After the British intelligence came knocking at this door, Dawe had demanded to know where his students had gotten these words. A Liverpool native, Wynne had emigrated to the United States at age 19, but before he did he might have seen some rudimentary word-form puzzles, which were popular in late 19th-century England. Thus Arthur Wynne is credited as the inventor of what is arguably the first mobile game—the American-style crossword puzzle, notable for its intellectual challenge and definitional yet amusing clues.
In , Richard Simon and M. The first run sold out quickly and the company ran additional printings.

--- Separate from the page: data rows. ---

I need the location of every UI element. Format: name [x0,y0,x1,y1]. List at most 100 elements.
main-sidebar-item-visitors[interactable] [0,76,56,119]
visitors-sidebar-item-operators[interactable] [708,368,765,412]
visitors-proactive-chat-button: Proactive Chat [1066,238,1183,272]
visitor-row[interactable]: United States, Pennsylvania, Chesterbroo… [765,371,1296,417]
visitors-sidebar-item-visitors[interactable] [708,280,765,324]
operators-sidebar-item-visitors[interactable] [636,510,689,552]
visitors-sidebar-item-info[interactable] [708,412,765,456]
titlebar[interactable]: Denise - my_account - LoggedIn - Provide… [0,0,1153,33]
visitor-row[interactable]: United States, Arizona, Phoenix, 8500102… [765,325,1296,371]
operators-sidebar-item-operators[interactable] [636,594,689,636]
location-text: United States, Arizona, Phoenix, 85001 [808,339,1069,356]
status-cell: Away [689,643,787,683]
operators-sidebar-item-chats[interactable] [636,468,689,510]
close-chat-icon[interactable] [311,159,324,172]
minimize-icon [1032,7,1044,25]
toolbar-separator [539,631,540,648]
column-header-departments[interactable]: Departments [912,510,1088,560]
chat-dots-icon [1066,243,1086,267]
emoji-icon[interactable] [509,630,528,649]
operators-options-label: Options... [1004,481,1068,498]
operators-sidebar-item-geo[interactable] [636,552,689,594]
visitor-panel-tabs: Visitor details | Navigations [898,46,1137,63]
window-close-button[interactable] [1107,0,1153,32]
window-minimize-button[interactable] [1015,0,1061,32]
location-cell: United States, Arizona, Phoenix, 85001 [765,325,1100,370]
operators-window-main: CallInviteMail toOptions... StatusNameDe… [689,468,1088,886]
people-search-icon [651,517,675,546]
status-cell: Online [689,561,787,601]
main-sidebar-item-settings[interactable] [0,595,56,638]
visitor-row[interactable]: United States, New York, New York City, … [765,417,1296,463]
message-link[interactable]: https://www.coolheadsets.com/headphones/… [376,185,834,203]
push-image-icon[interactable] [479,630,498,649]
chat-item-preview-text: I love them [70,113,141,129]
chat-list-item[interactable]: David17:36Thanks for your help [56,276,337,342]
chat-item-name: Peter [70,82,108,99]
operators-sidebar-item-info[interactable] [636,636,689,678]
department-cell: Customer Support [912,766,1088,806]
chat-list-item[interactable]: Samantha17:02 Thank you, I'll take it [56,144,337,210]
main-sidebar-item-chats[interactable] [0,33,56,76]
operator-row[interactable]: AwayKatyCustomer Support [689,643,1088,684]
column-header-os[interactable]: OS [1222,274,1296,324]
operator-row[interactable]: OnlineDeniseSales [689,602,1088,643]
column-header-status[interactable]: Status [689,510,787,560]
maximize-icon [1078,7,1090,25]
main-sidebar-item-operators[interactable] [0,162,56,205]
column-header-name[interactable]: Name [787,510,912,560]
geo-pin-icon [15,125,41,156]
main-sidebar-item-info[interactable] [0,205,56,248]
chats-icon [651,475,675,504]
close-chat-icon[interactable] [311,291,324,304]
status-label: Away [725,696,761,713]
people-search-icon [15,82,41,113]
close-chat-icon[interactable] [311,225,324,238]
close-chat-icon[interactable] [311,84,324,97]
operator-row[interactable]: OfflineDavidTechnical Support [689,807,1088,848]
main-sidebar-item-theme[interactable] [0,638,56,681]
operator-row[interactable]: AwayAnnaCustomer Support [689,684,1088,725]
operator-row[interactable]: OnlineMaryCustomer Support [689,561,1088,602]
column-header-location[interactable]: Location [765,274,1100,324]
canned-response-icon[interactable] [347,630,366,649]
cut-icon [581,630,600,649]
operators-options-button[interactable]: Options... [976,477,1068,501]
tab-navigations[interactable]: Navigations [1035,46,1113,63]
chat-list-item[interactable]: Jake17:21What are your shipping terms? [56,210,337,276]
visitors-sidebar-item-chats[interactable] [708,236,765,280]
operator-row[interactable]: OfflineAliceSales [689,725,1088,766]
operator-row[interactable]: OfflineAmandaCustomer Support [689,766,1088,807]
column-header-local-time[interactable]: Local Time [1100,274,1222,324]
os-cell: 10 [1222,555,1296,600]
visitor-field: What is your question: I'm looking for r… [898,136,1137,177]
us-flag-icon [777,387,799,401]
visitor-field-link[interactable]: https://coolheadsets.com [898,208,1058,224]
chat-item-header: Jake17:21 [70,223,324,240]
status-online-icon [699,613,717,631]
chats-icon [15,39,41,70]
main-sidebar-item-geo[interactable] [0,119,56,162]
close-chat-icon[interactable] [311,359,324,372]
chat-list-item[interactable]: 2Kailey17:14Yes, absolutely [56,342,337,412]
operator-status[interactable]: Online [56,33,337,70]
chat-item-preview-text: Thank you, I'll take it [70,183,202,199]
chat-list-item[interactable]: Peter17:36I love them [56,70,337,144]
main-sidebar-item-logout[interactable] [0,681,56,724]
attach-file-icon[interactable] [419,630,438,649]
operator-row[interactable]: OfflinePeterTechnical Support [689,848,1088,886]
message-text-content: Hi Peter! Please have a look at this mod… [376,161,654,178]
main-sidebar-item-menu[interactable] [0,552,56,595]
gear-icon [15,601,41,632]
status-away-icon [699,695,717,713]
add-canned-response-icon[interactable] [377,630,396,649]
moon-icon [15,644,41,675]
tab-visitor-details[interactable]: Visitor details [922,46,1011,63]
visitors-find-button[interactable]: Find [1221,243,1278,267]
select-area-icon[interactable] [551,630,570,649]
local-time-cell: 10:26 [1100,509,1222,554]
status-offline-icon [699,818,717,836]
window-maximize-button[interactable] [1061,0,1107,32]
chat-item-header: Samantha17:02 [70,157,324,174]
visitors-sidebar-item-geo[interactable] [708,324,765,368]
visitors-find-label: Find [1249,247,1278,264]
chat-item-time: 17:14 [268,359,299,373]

Other changes, like outlawing two-letter words, came later. America had now tasted the satisfaction of creating order out of chaos, the Zen of making something from nothing. Solving crosswords could fairly be called a craze. Crosswords were now being published almost everywhere—except in the New York Times , the last major metropolitan newspaper to offer the puzzle.
A bird. A pigeon. Opposed to less. Part of your head. What this puzzle is. A river in Russia. An animal of prey. To govern. The close of a day. An aromatic plant. To elude. A fist. The plural of is. To agree with. To cultivate.